巨人が26日のDeNA戦(横浜)に4―1で勝利し、連勝で2カード連続の勝ち越しを決めた。
打線も10安打を放ったが、先発した若手左腕・井上温大投手(24)の好投が大きかった。3回までパーフェクト投球を披露し、6回まで86球を投じて3安打1失点(自責0)で今季2勝目。阿部慎之助監督(47)が「今日はいい意味で力が抜けて、いい投球をできていたのかなと感じた」と評せば、井上自身も「先頭打者を切ることをテーマに今日は投げた。粘り強く投げようと思って投げてました」と振り返った。

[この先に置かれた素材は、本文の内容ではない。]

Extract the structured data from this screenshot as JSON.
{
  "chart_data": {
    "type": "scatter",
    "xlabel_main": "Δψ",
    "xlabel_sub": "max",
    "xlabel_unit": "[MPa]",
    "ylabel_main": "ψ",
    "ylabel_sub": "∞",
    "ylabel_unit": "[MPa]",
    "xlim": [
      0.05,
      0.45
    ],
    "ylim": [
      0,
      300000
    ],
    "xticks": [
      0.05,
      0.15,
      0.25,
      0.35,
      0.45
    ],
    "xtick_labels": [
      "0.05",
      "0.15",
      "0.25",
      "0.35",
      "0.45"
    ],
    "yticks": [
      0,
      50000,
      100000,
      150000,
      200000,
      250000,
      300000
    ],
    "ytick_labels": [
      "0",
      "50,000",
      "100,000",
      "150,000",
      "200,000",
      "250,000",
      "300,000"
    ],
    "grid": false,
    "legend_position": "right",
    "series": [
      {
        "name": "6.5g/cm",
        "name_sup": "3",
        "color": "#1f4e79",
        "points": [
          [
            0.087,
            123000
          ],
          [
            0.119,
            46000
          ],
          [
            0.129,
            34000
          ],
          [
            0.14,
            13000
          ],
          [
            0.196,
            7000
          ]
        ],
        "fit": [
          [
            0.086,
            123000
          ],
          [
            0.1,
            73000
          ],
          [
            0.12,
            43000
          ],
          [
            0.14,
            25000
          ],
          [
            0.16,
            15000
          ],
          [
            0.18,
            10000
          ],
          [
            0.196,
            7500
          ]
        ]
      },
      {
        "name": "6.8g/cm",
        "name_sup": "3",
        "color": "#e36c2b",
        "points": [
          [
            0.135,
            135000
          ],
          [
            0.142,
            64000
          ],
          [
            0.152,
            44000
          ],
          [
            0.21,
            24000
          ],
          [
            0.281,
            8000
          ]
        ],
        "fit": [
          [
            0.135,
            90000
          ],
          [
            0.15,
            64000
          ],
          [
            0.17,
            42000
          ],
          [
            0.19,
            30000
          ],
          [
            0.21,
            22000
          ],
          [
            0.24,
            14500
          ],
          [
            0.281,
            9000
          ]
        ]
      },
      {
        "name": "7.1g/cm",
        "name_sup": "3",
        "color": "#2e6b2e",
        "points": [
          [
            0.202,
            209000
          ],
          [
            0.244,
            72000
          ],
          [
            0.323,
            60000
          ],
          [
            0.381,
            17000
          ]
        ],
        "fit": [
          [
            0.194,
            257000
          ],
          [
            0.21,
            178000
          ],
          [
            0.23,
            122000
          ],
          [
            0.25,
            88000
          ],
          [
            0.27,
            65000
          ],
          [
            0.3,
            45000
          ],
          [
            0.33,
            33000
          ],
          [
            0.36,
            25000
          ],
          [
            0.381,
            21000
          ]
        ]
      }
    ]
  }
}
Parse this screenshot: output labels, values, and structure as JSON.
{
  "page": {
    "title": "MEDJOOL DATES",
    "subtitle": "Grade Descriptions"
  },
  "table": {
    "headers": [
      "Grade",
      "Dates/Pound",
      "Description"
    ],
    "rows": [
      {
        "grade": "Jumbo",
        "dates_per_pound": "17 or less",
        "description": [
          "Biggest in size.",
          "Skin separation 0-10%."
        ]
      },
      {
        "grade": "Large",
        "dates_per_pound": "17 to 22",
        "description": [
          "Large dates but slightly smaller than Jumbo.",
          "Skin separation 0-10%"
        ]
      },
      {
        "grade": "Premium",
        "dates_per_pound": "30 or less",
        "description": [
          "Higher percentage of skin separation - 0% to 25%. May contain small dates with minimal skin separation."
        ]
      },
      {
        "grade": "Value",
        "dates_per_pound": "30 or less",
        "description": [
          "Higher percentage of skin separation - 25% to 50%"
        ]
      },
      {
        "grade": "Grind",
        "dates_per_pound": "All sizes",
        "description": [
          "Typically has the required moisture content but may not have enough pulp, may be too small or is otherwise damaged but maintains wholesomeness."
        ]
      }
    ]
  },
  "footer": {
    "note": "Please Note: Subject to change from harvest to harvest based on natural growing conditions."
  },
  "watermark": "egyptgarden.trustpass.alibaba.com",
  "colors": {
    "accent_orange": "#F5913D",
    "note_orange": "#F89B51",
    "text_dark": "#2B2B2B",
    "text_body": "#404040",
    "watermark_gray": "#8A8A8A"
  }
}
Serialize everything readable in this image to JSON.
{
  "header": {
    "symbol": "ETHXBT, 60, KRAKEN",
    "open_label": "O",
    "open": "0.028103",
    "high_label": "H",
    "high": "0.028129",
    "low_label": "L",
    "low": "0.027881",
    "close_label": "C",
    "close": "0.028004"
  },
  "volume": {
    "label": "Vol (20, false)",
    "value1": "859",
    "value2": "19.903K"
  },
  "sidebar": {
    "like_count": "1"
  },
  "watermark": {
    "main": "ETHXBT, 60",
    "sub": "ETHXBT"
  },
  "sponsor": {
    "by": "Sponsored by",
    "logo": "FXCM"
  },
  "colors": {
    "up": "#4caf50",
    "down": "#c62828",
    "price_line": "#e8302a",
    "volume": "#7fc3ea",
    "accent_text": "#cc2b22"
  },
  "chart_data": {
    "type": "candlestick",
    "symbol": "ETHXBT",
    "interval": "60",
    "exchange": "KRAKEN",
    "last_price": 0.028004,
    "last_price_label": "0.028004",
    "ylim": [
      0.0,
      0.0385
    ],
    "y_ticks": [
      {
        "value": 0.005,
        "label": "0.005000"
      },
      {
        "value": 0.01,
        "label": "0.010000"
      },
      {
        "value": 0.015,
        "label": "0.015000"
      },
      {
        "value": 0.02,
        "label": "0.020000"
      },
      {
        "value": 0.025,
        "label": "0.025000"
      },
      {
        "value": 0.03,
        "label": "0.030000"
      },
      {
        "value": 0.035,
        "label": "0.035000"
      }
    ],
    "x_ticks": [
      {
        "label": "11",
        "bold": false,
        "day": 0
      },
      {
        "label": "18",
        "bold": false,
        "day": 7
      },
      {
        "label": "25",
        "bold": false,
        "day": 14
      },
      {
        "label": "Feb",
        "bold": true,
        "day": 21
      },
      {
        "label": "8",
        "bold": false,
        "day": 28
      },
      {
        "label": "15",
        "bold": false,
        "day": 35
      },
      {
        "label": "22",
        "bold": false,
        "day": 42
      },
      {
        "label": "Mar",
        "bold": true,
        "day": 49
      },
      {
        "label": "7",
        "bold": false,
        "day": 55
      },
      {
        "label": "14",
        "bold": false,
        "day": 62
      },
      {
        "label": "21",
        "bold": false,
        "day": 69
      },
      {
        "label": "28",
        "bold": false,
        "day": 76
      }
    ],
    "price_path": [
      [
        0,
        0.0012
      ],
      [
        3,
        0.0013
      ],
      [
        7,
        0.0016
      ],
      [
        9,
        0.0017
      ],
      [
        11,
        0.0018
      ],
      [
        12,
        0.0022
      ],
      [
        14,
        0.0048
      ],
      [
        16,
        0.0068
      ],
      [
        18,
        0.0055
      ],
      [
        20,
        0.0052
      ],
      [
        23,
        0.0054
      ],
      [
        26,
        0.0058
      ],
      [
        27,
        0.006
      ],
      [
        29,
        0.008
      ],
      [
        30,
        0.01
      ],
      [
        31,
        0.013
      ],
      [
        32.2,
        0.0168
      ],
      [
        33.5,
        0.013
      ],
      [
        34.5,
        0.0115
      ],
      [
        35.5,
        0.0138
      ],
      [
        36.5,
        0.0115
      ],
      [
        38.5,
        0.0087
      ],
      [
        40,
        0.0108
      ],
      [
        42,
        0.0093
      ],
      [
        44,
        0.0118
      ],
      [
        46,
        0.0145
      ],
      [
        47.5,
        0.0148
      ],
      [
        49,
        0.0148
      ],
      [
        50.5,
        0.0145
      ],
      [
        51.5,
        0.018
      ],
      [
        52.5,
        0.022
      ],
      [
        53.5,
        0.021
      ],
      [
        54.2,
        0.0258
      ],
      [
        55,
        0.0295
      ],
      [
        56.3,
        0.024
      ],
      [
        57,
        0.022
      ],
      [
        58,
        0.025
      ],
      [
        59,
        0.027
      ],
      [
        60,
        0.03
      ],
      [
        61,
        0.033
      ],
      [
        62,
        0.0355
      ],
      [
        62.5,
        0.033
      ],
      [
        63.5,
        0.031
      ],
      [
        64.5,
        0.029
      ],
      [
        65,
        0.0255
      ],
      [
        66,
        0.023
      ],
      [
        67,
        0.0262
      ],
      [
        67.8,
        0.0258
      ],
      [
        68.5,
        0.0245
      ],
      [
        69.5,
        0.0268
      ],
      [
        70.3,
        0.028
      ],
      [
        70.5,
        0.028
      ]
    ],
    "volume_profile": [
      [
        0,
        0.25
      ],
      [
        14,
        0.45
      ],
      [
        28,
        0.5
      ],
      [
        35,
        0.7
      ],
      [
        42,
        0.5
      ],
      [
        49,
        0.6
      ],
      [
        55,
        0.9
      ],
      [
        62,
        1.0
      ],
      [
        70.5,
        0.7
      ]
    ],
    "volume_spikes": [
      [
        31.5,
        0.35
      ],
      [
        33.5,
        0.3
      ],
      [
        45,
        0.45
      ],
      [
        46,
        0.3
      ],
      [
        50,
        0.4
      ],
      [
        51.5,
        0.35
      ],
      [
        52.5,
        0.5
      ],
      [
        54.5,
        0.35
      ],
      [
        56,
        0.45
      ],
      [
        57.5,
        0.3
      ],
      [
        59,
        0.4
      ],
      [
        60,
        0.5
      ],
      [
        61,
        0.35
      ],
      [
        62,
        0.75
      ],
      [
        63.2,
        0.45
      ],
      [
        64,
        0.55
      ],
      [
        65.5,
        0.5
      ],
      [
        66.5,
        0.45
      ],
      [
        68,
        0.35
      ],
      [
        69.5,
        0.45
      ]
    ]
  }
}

左腕の好投はただの1勝にとどまらず、チームにとっても価値あるものだった。28日の広島戦(東京ドーム)から前半戦の一つの山場となる9連戦を控える中、先発ローテーションが〝完成形〟に近づいたからだ。
現在は開幕投手も務めたドラフト1位ルーキー・竹丸や田中将、則本に加え、枠の兼ね合いで登録を抹消されているウィットリーなどが安定。開幕当初、井上は昨季終盤に発症した左ヒジ痛の影響で出遅れていたが、ここまで4試合に先発して防御率1・90と抜群の安定感を誇っている。
チーム関係者も「開幕当初は計算に入っていなかった1枚」と言い「今季の活躍はいい意味で予想を裏切ってくれた」と感謝するほどだ。そして、ローテの5枚目に井上がピタリとハマッたことで「現状のベストの布陣はそろった。計算できる先発投手が4人なのか、5人なのかでは投手運用の難易度も全然違ってくる。そういった意味でも井上の活躍は本当に大きい。1枠をチャレンジ枠としても使えるしね」(同)と打ち明けた。
不調によって二軍調整が続いていたエース・戸郷も9連戦中の一軍初昇格が決定。2年ぶりのリーグ優勝を目指す阿部巨人に、若き左腕が追い風を吹かせている。